Published on: Mar 3, 2016
Transcripts - Narrative image
This is all about the marketing of a film. The
narrative image is what we think of before we
actually see the film. It is the film’s image or
identity, and how it is branded. It comes from
the direct publicity surrounding a film (ie its
marketing – the poster, trailer, video release etc)
and also from word of mouth. It particularly
draws on the generic qualities of the film. In
other words, the marketing promotes the film’s
genre signifiers in order to exploit the audience’s
desire for familiarity and recognition – this
brands the film and broadens its potential appeal
But the narrative image also centres around
the idea of difference and originality. This
comes in the form of the narrative enigma.
The film’s publicity has to encourage the
audience into asking questions about the
film, and must intrigue the audience enough
to want to know the answers. They will only
be able to do this if they pay to go and see the
film.
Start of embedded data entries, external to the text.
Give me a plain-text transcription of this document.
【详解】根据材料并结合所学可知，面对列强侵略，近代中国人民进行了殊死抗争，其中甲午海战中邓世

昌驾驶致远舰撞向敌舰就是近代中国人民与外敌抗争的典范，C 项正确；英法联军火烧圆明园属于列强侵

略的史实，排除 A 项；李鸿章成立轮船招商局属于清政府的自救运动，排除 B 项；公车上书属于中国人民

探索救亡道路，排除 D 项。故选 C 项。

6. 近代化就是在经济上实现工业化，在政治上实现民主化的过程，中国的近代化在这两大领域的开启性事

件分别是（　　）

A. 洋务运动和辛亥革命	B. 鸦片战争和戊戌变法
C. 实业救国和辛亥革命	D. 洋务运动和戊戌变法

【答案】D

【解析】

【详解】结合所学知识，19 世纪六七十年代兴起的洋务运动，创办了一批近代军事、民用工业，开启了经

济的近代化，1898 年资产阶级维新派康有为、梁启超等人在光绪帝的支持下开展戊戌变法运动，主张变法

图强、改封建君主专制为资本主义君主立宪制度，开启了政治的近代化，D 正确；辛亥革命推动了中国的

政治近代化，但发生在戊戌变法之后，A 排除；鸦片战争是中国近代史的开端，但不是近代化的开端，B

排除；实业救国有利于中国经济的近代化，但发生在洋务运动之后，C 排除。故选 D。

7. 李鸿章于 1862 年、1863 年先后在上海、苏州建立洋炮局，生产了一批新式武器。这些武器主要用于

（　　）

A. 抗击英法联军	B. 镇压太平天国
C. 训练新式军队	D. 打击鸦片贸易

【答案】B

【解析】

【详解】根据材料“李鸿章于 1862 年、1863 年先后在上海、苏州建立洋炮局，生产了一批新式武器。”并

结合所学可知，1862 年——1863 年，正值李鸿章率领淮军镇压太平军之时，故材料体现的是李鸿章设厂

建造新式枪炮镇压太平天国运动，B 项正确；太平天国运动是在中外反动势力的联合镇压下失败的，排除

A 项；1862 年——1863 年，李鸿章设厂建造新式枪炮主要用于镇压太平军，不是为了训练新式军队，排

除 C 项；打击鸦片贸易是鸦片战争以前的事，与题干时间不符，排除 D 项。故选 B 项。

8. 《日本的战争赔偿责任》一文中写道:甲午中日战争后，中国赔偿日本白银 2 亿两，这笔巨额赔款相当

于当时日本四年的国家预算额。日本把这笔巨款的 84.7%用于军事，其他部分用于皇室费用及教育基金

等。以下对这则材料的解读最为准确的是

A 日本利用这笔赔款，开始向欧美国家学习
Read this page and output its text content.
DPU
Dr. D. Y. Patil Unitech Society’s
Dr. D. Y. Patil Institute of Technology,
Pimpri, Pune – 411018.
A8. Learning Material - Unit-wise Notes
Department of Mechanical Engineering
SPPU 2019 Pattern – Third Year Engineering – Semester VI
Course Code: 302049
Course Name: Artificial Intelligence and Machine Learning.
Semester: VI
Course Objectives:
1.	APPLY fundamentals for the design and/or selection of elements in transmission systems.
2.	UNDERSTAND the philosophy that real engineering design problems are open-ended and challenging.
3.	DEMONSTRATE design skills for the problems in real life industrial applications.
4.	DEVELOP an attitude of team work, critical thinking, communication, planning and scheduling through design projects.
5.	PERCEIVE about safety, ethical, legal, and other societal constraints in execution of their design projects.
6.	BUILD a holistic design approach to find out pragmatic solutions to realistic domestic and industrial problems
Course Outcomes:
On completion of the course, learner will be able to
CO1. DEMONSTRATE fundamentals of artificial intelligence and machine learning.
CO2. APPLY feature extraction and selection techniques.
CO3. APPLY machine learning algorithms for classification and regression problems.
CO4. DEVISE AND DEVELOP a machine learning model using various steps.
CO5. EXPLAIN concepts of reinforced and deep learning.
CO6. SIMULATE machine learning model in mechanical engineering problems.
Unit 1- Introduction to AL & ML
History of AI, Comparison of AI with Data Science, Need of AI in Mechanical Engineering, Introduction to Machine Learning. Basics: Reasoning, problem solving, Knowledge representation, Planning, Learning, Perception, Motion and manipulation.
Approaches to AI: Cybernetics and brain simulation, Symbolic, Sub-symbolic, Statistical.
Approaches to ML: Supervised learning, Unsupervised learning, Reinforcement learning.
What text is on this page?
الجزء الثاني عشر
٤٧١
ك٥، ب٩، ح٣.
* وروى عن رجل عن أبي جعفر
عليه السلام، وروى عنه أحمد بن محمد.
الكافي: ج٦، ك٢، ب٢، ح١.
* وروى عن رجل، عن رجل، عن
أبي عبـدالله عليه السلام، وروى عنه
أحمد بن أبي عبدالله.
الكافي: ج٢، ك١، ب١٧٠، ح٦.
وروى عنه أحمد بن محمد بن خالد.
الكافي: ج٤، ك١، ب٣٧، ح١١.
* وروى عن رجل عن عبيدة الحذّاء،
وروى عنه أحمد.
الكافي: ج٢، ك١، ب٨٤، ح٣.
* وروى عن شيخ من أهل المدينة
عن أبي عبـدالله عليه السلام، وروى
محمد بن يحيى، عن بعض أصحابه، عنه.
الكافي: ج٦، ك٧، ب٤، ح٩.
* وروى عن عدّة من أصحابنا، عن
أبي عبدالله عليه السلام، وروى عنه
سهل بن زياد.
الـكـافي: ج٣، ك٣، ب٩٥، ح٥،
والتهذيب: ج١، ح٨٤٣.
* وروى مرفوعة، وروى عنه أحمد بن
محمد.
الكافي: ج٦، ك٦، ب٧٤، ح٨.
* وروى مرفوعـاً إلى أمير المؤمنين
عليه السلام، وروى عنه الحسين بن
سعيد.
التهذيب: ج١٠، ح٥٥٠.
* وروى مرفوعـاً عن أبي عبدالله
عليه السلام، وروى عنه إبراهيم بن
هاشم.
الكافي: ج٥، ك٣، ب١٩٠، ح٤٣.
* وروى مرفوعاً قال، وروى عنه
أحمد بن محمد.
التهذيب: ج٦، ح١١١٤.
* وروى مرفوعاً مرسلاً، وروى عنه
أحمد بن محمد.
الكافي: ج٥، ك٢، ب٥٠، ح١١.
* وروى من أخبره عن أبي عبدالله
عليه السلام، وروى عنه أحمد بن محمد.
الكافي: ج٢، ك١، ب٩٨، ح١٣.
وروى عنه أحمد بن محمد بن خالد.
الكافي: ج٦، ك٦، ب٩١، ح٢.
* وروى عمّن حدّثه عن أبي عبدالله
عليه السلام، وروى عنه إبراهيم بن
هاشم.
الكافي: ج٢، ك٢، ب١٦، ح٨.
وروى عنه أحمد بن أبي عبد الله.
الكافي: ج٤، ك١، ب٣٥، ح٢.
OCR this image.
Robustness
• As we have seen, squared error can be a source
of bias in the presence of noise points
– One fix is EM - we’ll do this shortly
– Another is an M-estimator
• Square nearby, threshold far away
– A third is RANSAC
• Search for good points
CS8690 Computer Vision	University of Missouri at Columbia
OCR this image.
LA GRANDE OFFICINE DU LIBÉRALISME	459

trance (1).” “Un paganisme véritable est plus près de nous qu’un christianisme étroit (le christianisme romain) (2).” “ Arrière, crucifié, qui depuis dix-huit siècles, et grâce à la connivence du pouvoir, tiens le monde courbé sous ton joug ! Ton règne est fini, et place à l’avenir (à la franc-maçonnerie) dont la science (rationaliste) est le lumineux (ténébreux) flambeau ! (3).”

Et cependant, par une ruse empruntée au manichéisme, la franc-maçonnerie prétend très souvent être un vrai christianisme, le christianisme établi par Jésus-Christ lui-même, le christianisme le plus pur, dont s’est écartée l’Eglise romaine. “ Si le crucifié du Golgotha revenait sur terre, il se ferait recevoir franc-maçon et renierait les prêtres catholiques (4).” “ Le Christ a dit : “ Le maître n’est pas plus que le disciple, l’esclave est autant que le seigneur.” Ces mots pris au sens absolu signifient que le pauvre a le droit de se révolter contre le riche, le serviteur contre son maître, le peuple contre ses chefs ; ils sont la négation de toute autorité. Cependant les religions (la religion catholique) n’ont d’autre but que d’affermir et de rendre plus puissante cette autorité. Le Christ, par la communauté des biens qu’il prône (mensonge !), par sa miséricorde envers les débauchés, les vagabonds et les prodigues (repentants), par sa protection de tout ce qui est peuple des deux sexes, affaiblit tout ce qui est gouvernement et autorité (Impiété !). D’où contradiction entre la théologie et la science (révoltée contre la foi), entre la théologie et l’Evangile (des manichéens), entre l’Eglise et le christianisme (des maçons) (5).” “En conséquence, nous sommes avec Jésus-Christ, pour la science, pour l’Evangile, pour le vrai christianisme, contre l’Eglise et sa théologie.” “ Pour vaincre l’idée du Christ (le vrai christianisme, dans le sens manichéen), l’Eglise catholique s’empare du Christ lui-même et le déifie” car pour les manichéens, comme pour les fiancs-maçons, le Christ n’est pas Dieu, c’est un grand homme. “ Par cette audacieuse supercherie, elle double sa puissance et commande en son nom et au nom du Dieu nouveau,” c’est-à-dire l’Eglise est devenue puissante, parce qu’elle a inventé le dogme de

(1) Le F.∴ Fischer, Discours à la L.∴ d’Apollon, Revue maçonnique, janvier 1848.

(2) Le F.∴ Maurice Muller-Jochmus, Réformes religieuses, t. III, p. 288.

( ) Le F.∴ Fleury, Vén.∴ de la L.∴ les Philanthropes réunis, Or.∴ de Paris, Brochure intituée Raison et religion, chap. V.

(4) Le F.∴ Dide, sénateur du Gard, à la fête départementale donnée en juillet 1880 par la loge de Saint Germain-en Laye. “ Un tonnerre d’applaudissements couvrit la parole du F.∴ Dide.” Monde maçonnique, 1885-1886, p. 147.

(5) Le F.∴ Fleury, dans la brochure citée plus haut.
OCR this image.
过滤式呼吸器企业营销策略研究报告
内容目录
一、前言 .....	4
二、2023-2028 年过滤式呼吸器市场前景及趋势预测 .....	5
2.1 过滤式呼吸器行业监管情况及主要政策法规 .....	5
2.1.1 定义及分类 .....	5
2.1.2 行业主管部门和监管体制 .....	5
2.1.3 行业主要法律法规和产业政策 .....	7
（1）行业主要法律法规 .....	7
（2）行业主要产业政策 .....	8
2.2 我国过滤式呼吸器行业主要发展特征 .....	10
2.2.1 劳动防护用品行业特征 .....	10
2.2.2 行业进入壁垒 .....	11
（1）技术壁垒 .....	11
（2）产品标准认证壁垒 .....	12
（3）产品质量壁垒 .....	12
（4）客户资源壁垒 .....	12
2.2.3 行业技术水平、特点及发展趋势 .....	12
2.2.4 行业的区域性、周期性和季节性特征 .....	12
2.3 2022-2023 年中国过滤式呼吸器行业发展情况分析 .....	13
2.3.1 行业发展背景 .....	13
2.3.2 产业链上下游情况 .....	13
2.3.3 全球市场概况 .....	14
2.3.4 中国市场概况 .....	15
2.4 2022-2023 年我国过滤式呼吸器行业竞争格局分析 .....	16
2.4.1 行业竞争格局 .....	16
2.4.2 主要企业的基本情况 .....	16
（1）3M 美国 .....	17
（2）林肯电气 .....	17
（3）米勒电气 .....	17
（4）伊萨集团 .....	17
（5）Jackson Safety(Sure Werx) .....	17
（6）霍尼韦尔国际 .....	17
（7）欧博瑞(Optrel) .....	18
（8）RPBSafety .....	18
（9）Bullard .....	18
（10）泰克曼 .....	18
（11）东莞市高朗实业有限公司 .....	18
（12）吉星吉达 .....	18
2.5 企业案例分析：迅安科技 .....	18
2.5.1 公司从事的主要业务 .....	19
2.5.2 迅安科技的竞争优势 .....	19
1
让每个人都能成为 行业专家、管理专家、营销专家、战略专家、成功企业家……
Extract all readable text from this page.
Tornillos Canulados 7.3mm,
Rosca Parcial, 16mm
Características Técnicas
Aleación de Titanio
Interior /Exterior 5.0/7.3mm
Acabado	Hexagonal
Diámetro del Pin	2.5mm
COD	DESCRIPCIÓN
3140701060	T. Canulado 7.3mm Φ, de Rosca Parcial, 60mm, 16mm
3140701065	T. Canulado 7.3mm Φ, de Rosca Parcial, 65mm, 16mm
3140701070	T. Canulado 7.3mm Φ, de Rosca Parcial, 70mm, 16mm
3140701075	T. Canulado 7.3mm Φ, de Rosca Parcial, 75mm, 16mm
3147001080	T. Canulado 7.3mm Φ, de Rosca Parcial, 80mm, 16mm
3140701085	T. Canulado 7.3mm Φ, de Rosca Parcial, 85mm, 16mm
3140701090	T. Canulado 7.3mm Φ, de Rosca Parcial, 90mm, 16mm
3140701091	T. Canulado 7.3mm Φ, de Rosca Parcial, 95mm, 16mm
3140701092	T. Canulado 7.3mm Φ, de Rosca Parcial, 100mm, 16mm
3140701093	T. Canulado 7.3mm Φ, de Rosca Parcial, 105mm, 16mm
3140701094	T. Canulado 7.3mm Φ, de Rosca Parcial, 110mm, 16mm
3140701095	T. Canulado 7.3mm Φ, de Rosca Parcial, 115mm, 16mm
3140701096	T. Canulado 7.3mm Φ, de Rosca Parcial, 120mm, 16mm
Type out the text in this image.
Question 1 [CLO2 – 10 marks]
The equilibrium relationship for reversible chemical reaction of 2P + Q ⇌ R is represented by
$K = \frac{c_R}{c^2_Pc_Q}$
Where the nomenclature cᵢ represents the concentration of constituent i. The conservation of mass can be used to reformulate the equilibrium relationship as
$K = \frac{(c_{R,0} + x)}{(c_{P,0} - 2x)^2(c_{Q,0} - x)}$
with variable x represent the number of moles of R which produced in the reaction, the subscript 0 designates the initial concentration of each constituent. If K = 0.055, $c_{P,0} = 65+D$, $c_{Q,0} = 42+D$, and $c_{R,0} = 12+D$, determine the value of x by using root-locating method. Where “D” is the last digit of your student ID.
This is the enigma – the mystery
surrounding the film.
So the narrative image is a promise – a promise to
the audience that the film will deliver the answers.
Often the narrative image is deliberately misleading,
in order to widen the target audience – the core
audience are encouraged to go and see a film that
conforms to expectations, but are shocked by
unexpected breaks with convention that may have
put them off if they had known about it beforehand.
In summary, narrative image combines similarity
and difference and only works if this combination is
finely tuned to target the audience effectively.